Ventus 2C loss of control on final — pilot incapacitation in heatwave
A Ventus 2C dived near-vertically into a maize field ~500 m short of Issoire - Le Broc RWY 36; the pilot was fatally injured. A heatwave brought 36°C; the cockpit was unconditioned and poorly ventilated, conditions likely to trigger malaise. On tow the glider could not track behind the tug; the pilot released at 350 m and returned for landing with no radio response. The circuit showed large pitch and altitude variations, a wide final, and a high approach. After airbrakes were deployed on the ground-manager's call, the glider pitched abruptly nose-down. BEA cited pilot incapacitation with an undetected cardiac pathology in heatwave conditions.
- Aerotow departure in heatwave: Aerotow takeoff from runway 36R at Issoire - Le Broc at 15:16 local. Day's heatwave: 36°C surface temperature, NE wind 5 kt, CAVOK. Pilot 73 yo, SPL since 2015, ~1,460 h total (32 in last 3 months), class 2 medical valid (corrective lenses).
- Cockpit unconditioned: The Ventus 2C cockpit has no air conditioning and is not sealed; ventilation is via a small lateral window. After closing the canopy the pilot was exposed to the heatwave's full ambient temperature, with the BEA noting this configuration could drastically increase cardiovascular load and dehydration.
- Undetected cardiac pathology: Per autopsy: previously undetected advanced cardiac pathology consistent with risk of in-flight malaise. Toxicology negative. The pilot's spouse reported no ongoing medical treatment. Class 2 medical was current; no cardiac antecedents had been declared. BEA safety lesson: cardiac pathology can be latent and may not be detected by routine class 2 medicals absent declared antecedents.
- Pilot unable to track behind tug: The towpilot observed the glider unable to maintain proper position behind the tug — initially attributed to thermals. The glider was low and off-axis during the climb. About to call the glider pilot, the towpilot heard the pilot announce cable release on the radio.
- Early cable release at 350 m: After ~2:30 of tow, the pilot released the cable at 350 m (typical release at Issoire is ~600 m) and turned for the downwind. The towpilot radioed twice asking if there was a problem; no reply. The pilot made no position calls in the circuit.
- Unstable circuit and final: Witnesses observed large pitch and altitude variations throughout the circuit. The final turn was wide and overshot the runway axis; the glider was on a high approach. The ground manager radioed the pilot to deploy airbrakes; the airbrakes came out as instructed, but the pitch attitude continued oscillating.
- Abrupt nose-down pitch on final: On short final, a few hundred meters before the runway threshold, the pitch suddenly dropped and the glider descended near-vertically into a maize field. Wreckage analysis: control rod ruptures consistent with ground impact, not pre-impact failure.

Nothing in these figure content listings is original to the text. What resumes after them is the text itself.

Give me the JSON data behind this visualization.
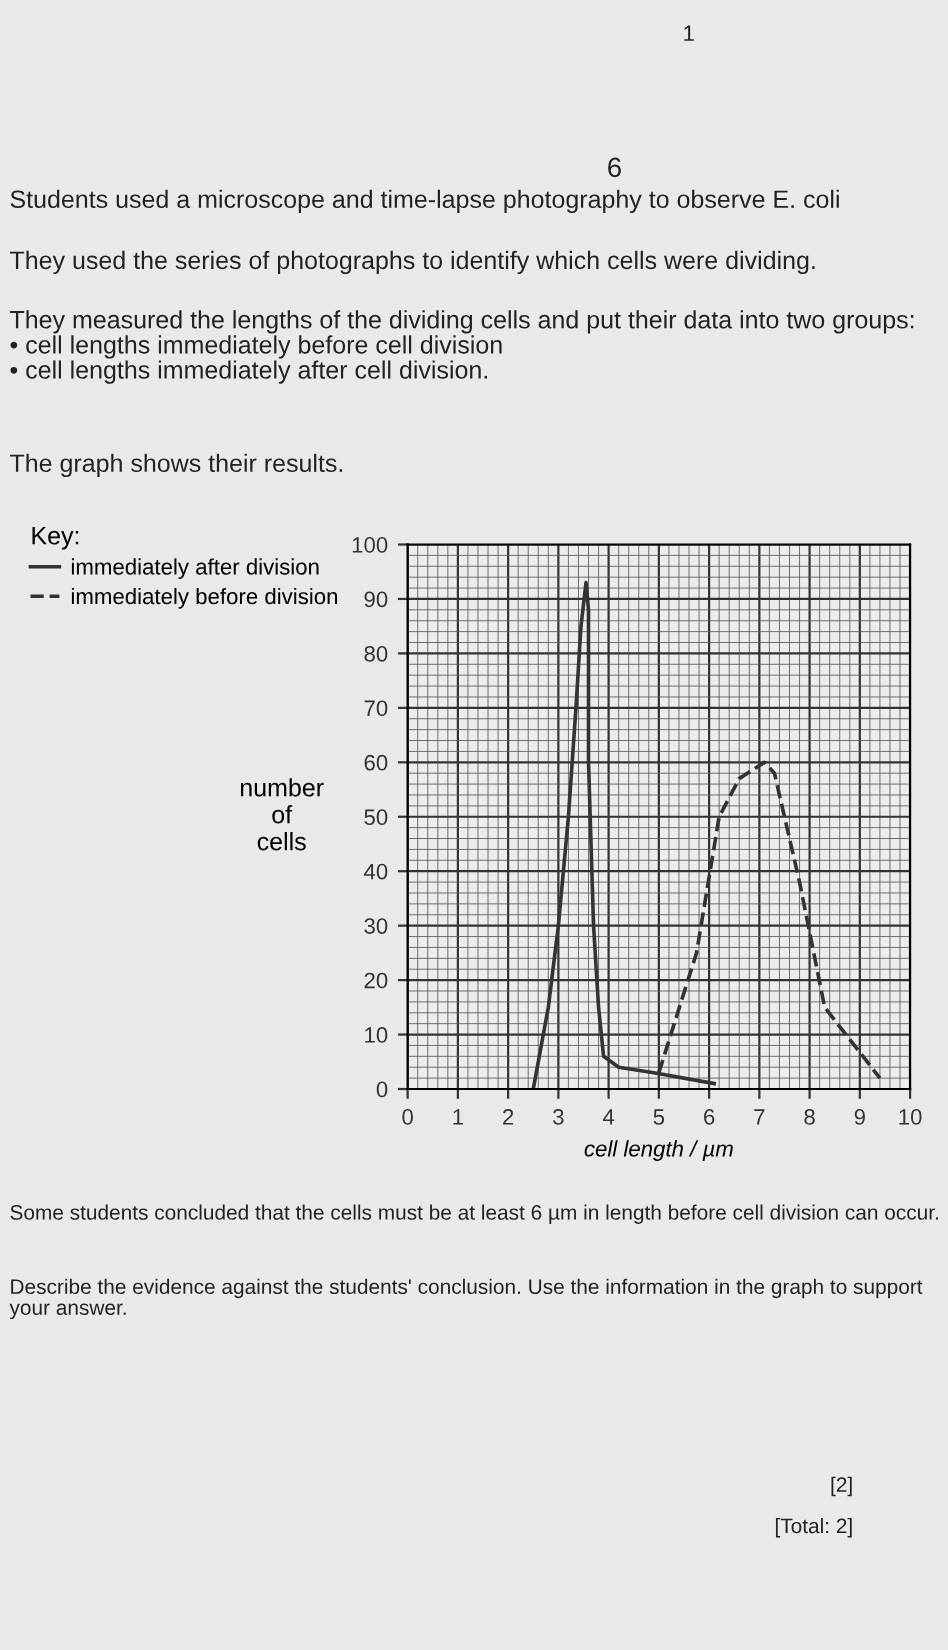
{
  "chart_data": {
    "type": "line",
    "xlabel": "cell length / µm",
    "ylabel": "number\nof\ncells",
    "legend_title": "Key:",
    "xlim": [
      0,
      10
    ],
    "ylim": [
      0,
      100
    ],
    "xticks": [
      0,
      1,
      2,
      3,
      4,
      5,
      6,
      7,
      8,
      9,
      10
    ],
    "yticks": [
      0,
      10,
      20,
      30,
      40,
      50,
      60,
      70,
      80,
      90,
      100
    ],
    "grid": true,
    "legend": "top left",
    "marker": "none",
    "series": [
      {
        "name": "immediately after division",
        "color": "#333333",
        "line_style": "solid",
        "x": [
          2.5,
          2.8,
          3.0,
          3.2,
          3.35,
          3.45,
          3.55,
          3.6,
          3.6,
          3.7,
          3.8,
          3.9,
          4.2,
          4.9,
          6.1
        ],
        "values": [
          0,
          15,
          30,
          50,
          70,
          85,
          93,
          88,
          60,
          30,
          15,
          6,
          4,
          3,
          1
        ]
      },
      {
        "name": "immediately before division",
        "color": "#333333",
        "line_style": "dashed",
        "x": [
          5.0,
          5.75,
          6.2,
          6.6,
          7.1,
          7.3,
          7.8,
          8.3,
          9.4
        ],
        "values": [
          3,
          25,
          50,
          57,
          60,
          58,
          38,
          15,
          2
        ]
      }
    ],
    "annotations": [
      "1",
      "6",
      "Students used a microscope and time-lapse photography to observe E. coli",
      "They used the series of photographs to identify which cells were dividing.",
      "They measured the lengths of the dividing cells and put their data into two groups:\n• cell lengths immediately before cell division\n• cell lengths immediately after cell division.",
      "The graph shows their results.",
      "Some students concluded that the cells must be at least 6 µm in length before cell division can occur.",
      "Describe the evidence against the students' conclusion. Use the information in the graph to support your answer.",
      "[2]",
      "[Total: 2]"
    ]
  }
}
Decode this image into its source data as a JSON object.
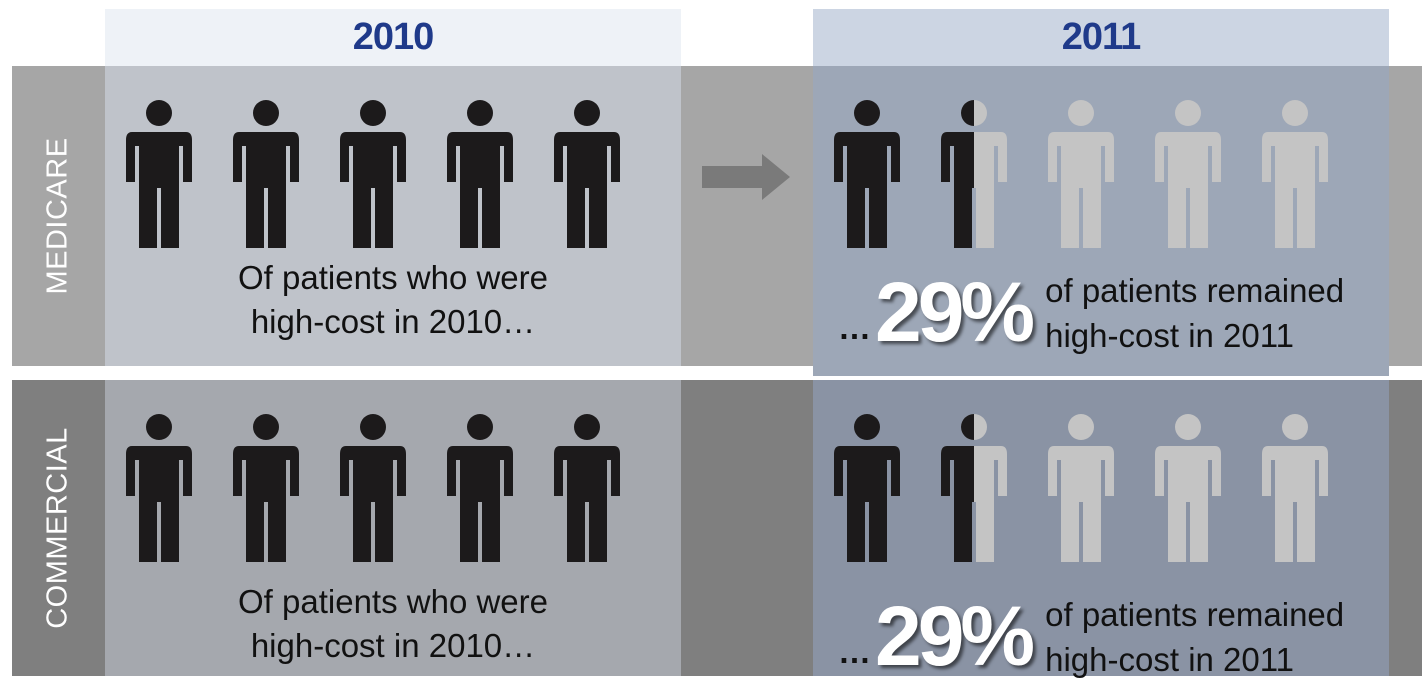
{
  "columns": {
    "left_year": "2010",
    "right_year": "2011"
  },
  "colors": {
    "header_text": "#1f3a8a",
    "left_header_bg": "#eef2f7",
    "right_header_bg": "#ccd5e3",
    "medicare_band": "#a6a6a6",
    "commercial_band": "#7f7f7f",
    "medicare_left_panel": "#bfc3ca",
    "commercial_left_panel": "#a5a8ae",
    "medicare_right_panel": "#9da7b7",
    "commercial_right_panel": "#8a93a4",
    "person_dark": "#1c1a1b",
    "person_light": "#c4c4c4",
    "arrow": "#7a7a7a"
  },
  "icon_names": [
    "person-icon",
    "arrow-right-icon"
  ],
  "rows": [
    {
      "label": "MEDICARE",
      "before_text_line1": "Of patients who were",
      "before_text_line2": "high-cost in 2010…",
      "before_people_count": 5,
      "after_ellipsis": "…",
      "after_percent": "29%",
      "after_percent_value": 29,
      "after_text_line1": "of patients remained",
      "after_text_line2": "high-cost in 2011",
      "after_people_count": 5,
      "after_people_dark_fraction": 0.3
    },
    {
      "label": "COMMERCIAL",
      "before_text_line1": "Of patients who were",
      "before_text_line2": "high-cost in 2010…",
      "before_people_count": 5,
      "after_ellipsis": "…",
      "after_percent": "29%",
      "after_percent_value": 29,
      "after_text_line1": "of patients remained",
      "after_text_line2": "high-cost in 2011",
      "after_people_count": 5,
      "after_people_dark_fraction": 0.3
    }
  ]
}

- Near-vertical impact, fatal: Near-vertical ground impact in a maize field ~500 m short of RWY 36 threshold; aircraft destroyed (forward cell heavily damaged, fuselage broken at wing trailing edge, tail broken at fin root). Pilot fatally injured. BEA scenario: heat + confined cockpit likely triggered a malaise; pilot probably realised he could not continue, anticipated the cable release to return to land quickly, but pilot performance degraded into loss of control.